# Snake Boots



## Washington95 (Aug 30, 2010)

OK fellas, save me some time here.

I need some snake boots, but I don't want those with molded soles.  I've had some molded sole boots soles disintegrate after 4-5 years or less.  Want something that the soles/heels can be replaced on -- like shoes/boots used to be.

Snake boots should last a lifetime, or nearly, with maybe sole/heel replacement or two, but I don't think the molded sole boots are designed to last.  I had pair of boots I liked so well I bought a spare pair and put them up for 3-4 years.  When I took them out, wore them a few days, the heel literally came apart.  Georgia Boot.


----------



## rjcruiser (Aug 30, 2010)

I know...molded sole....

Danner Pronghorns.  If they do wear out, you can send them back to Danner to have them "Reconditioned."  Check out their website and they'll have the specifics on them.

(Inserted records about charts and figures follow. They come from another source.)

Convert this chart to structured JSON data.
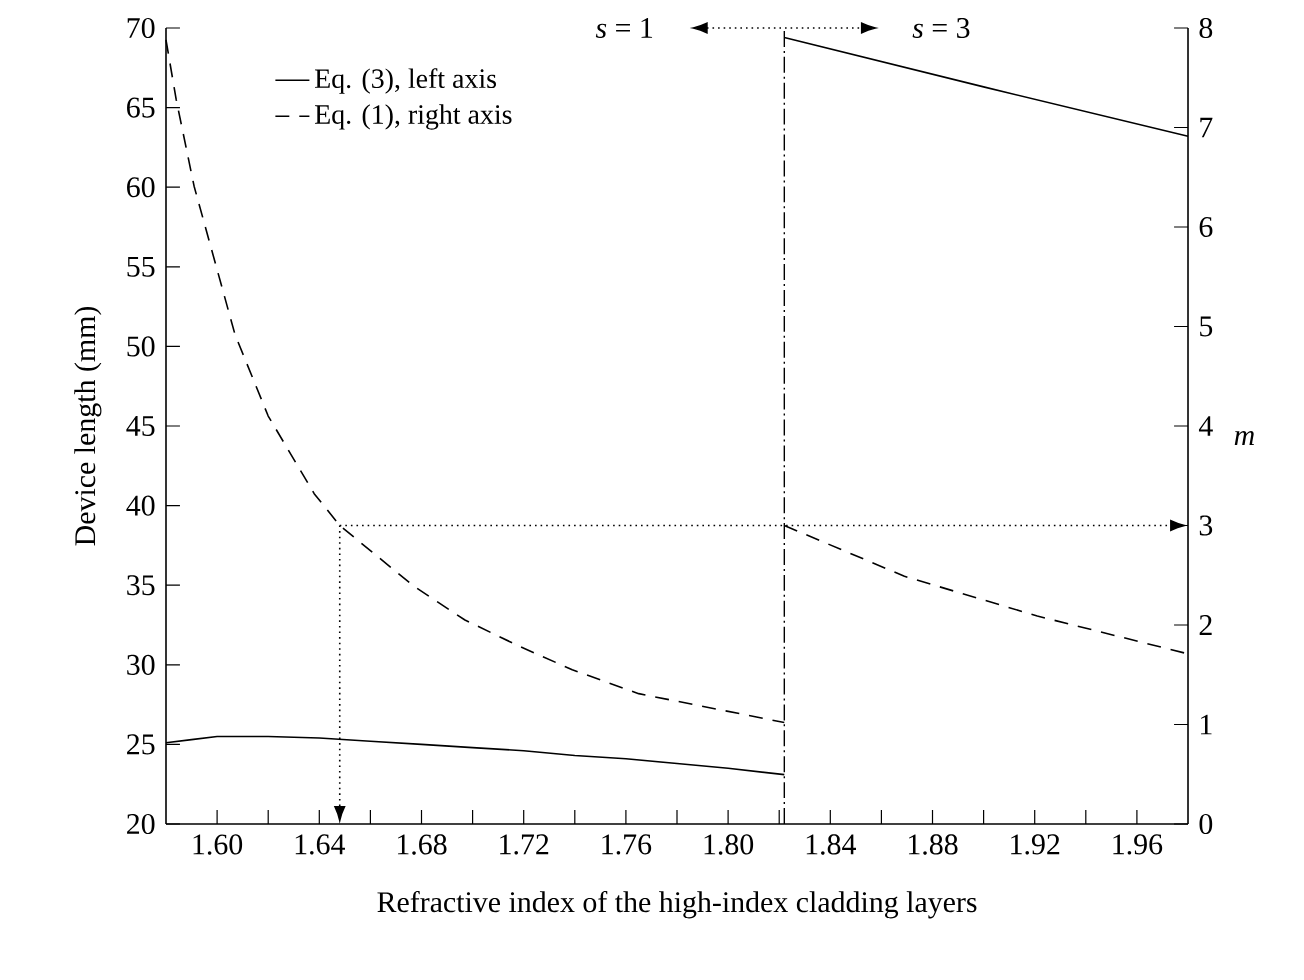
{
  "chart_data": {
    "type": "line",
    "xlabel": "Refractive index of the high-index cladding layers",
    "ylabel": "Device length (mm)",
    "y2label": "*m*",
    "xlim": [
      1.58,
      1.98
    ],
    "xticks": [
      {
        "value": 1.6,
        "label": "1.60"
      },
      1.64,
      1.68,
      1.72,
      1.76,
      {
        "value": 1.8,
        "label": "1.80"
      },
      1.84,
      1.88,
      1.92,
      1.96,
      {
        "value": 1.62,
        "label": null
      },
      {
        "value": 1.66,
        "label": null
      },
      {
        "value": 1.7,
        "label": null
      },
      {
        "value": 1.74,
        "label": null
      },
      {
        "value": 1.78,
        "label": null
      },
      {
        "value": 1.82,
        "label": null
      },
      {
        "value": 1.86,
        "label": null
      },
      {
        "value": 1.9,
        "label": null
      },
      {
        "value": 1.94,
        "label": null
      }
    ],
    "ylim": [
      20,
      70
    ],
    "yticks": [
      20,
      25,
      30,
      35,
      40,
      45,
      50,
      55,
      60,
      65,
      70
    ],
    "y2lim": [
      0,
      8
    ],
    "y2ticks": [
      0,
      1,
      2,
      3,
      4,
      5,
      6,
      7,
      8
    ],
    "legend": "top left",
    "series": [
      {
        "name": "Eq. (3), left axis",
        "color": "#000000",
        "line_style": "solid",
        "axis": "y",
        "x": [
          1.58,
          1.59,
          1.6,
          1.61,
          1.62,
          1.64,
          1.66,
          1.68,
          1.7,
          1.72,
          1.74,
          1.76,
          1.78,
          1.8,
          1.822
        ],
        "values": [
          25.1,
          25.3,
          25.5,
          25.5,
          25.5,
          25.4,
          25.2,
          25.0,
          24.8,
          24.6,
          24.3,
          24.1,
          23.8,
          23.5,
          23.1
        ]
      },
      {
        "color": "#000000",
        "line_style": "solid",
        "axis": "y",
        "x": [
          1.822,
          1.9,
          1.98
        ],
        "values": [
          69.4,
          66.3,
          63.2
        ]
      },
      {
        "name": "Eq. (1), right axis",
        "color": "#000000",
        "line_style": "dashed",
        "axis": "y2",
        "x": [
          1.58,
          1.584,
          1.591,
          1.607,
          1.62,
          1.638,
          1.648,
          1.677,
          1.697,
          1.718,
          1.739,
          1.765,
          1.822
        ],
        "values": [
          7.88,
          7.28,
          6.41,
          4.92,
          4.1,
          3.32,
          3.0,
          2.39,
          2.05,
          1.79,
          1.55,
          1.31,
          1.02
        ]
      },
      {
        "color": "#000000",
        "line_style": "dashed",
        "axis": "y2",
        "x": [
          1.822,
          1.869,
          1.921,
          1.98
        ],
        "values": [
          3.0,
          2.49,
          2.09,
          1.71
        ]
      }
    ],
    "ref_lines": [
      {
        "axis": "x",
        "value": 1.822,
        "line_style": "dashdot"
      }
    ],
    "annotations": [
      "*s* = 1",
      "*s* = 3"
    ]
  }
}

Also, you can find them for around $185 or so brand new..just search amazon.   I've had mine for 2 years now and love them.


----------



## Wiskey_33 (Aug 30, 2010)

Chippewa makes snake boots that appear to be what you're looking for.


----------



## Bubbaforsure (Aug 30, 2010)

rjcruiser said:


> I know...molded sole....
> 
> Danner Pronghorns.  If they do wear out, you can send them back to Danner to have them "Reconditioned."  Check out their website and they'll have the specifics on them.
> 
> Also, you can find them for around $185 or so brand new..just search amazon.   I've had mine for 2 years now and love them.

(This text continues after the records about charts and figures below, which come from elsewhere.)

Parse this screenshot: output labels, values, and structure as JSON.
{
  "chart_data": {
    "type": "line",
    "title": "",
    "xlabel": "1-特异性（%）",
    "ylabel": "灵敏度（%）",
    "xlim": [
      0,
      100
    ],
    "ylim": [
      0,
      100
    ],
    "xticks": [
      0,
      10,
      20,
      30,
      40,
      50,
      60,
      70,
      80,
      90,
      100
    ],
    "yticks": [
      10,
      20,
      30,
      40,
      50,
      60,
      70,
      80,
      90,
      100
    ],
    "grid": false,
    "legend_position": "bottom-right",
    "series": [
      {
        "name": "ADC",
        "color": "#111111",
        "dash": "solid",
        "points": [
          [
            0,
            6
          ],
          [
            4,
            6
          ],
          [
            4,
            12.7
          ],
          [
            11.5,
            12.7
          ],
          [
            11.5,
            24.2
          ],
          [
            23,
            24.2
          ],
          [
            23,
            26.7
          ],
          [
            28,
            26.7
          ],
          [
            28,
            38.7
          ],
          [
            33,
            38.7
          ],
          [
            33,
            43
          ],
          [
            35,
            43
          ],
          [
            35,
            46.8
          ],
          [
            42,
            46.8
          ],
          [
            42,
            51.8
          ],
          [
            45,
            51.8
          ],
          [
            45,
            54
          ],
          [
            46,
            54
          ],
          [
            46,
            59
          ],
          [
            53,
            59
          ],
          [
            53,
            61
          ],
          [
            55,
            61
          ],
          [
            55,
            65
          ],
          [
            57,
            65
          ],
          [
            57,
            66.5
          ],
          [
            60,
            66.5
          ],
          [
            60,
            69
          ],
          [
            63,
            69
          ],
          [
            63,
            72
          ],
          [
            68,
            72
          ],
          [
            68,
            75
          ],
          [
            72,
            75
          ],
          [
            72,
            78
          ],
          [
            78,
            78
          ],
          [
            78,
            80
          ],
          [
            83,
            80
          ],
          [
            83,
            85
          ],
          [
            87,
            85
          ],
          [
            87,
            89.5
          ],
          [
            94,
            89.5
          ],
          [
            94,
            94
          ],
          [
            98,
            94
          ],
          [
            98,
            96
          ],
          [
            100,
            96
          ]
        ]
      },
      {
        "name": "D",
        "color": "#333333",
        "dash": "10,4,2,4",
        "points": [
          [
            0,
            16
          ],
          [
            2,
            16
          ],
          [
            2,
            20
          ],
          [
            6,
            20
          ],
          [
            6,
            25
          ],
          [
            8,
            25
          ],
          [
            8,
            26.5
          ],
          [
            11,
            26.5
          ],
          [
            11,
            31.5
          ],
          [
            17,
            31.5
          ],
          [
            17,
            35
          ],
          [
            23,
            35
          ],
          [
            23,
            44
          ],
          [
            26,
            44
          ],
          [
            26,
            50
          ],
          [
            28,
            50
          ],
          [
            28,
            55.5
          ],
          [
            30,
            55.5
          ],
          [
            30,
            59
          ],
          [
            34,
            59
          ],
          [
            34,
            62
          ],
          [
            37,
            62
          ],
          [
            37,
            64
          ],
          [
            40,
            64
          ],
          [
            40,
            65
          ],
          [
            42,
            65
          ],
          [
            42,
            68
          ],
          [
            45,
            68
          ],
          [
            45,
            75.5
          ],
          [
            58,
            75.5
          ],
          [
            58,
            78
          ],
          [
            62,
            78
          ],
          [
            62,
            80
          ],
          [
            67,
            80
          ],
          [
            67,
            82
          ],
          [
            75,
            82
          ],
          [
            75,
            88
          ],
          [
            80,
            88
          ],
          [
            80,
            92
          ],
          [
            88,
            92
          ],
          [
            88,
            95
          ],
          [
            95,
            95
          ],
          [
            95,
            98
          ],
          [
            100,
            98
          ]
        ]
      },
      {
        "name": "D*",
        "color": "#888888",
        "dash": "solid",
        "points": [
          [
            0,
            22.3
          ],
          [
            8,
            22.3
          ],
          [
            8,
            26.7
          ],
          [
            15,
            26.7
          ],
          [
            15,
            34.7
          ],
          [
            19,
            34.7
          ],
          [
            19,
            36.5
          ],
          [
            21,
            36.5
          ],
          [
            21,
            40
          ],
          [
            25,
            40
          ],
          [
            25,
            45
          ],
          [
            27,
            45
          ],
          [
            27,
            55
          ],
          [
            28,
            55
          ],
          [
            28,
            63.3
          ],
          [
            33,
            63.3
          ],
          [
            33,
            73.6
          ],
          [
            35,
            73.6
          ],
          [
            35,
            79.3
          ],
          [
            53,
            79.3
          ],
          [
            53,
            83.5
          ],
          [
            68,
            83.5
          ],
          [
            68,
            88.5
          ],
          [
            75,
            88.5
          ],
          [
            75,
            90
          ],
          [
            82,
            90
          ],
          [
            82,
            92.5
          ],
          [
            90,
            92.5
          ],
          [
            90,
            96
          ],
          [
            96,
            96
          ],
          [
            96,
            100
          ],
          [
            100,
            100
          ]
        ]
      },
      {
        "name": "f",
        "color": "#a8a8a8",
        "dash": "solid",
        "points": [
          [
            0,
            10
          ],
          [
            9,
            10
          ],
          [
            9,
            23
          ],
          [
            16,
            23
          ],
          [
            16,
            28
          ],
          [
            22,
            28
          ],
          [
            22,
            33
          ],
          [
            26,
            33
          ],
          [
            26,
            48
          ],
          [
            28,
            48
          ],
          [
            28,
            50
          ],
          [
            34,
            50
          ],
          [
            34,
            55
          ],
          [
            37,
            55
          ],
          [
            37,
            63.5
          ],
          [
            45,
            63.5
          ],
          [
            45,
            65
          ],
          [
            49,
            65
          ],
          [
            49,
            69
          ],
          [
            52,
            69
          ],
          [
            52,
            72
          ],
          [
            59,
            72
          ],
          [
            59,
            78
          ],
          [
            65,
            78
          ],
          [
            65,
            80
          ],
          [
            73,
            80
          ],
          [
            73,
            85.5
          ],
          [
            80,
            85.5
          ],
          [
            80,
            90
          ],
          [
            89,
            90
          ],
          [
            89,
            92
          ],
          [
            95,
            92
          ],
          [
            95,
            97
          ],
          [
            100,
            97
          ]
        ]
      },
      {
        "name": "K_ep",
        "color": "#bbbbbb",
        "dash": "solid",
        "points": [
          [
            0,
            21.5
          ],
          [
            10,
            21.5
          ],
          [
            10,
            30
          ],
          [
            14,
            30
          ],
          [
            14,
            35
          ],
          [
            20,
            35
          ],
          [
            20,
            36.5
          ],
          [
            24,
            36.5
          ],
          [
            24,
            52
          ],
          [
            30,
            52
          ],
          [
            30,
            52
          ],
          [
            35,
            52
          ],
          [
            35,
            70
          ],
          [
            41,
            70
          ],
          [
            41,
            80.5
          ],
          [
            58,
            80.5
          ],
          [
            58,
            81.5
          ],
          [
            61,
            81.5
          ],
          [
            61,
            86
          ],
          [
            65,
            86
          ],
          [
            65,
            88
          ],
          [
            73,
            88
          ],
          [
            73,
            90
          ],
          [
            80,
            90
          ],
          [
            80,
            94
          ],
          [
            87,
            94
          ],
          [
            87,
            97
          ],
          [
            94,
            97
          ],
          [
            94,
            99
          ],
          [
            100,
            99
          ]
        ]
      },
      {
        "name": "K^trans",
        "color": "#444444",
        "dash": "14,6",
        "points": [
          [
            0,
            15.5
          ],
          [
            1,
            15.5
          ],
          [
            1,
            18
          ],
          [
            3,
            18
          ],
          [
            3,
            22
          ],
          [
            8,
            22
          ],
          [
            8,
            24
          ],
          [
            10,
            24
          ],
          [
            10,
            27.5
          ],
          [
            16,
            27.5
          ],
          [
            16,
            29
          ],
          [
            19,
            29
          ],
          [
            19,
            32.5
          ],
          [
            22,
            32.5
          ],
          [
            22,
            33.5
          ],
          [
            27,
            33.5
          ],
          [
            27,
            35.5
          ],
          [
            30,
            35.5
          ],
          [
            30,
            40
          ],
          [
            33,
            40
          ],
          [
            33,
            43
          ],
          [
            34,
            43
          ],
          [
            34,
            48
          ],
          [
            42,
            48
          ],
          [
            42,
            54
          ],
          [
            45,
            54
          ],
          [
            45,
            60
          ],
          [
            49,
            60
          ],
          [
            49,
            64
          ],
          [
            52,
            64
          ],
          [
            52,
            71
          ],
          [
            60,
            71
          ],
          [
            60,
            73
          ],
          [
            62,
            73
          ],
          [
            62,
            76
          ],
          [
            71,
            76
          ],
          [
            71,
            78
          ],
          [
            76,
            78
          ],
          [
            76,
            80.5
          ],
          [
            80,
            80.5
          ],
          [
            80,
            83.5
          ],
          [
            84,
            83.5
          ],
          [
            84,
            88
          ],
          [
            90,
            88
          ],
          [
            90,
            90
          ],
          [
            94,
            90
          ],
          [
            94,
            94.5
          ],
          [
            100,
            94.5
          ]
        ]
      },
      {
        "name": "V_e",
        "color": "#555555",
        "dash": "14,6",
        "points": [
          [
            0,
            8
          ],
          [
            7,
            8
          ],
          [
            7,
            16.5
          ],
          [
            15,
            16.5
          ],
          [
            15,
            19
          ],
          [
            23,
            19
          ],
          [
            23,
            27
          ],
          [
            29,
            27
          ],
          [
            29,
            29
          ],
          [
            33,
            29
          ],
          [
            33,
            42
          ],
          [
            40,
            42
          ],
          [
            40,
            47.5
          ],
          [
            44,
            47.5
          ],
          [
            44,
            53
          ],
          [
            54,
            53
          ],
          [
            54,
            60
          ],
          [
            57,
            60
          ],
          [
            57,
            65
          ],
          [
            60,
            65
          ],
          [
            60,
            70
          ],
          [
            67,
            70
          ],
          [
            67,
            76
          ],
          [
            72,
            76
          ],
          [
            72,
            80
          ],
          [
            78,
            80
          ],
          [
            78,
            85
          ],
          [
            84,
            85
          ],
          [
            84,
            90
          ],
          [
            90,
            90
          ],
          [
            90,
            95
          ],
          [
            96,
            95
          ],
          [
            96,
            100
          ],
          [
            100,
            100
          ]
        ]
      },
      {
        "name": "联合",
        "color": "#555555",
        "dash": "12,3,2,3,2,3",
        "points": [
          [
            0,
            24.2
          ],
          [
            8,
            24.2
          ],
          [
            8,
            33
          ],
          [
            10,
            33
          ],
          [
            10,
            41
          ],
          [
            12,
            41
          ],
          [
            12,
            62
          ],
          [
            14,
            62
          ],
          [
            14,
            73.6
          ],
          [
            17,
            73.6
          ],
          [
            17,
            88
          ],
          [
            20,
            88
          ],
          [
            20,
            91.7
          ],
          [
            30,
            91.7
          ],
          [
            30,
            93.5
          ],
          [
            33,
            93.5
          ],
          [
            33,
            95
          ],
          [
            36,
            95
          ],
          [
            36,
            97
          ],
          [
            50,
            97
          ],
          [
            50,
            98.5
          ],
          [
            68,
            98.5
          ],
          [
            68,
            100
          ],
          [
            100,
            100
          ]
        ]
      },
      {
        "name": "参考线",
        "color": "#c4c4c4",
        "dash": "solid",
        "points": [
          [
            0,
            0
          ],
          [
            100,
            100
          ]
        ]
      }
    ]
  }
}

X2...Best boot I have ever put my number 12's in. Comfortable, dry, waterproof, worth every penny!


----------



## HALOJmpr (Aug 30, 2010)

Search the forum there's a link for danners for $158    they just didn't have my size 13


----------



## kaslumber (Sep 1, 2010)

*Sake boots*

Sent you a link.


----------



## gcs (Sep 17, 2010)

I'm looking for a pair of Danners snake boots, but I can't find anybody that has any in stock. I've tried to order online but everybody say's they will ship direct form the manufacture and they are on backorder. Anybody in north Ga. got these boots in stock? Need size 13 wide.


----------



## Nitro (Sep 17, 2010)

Russell

www.russellmoccasin.com


----------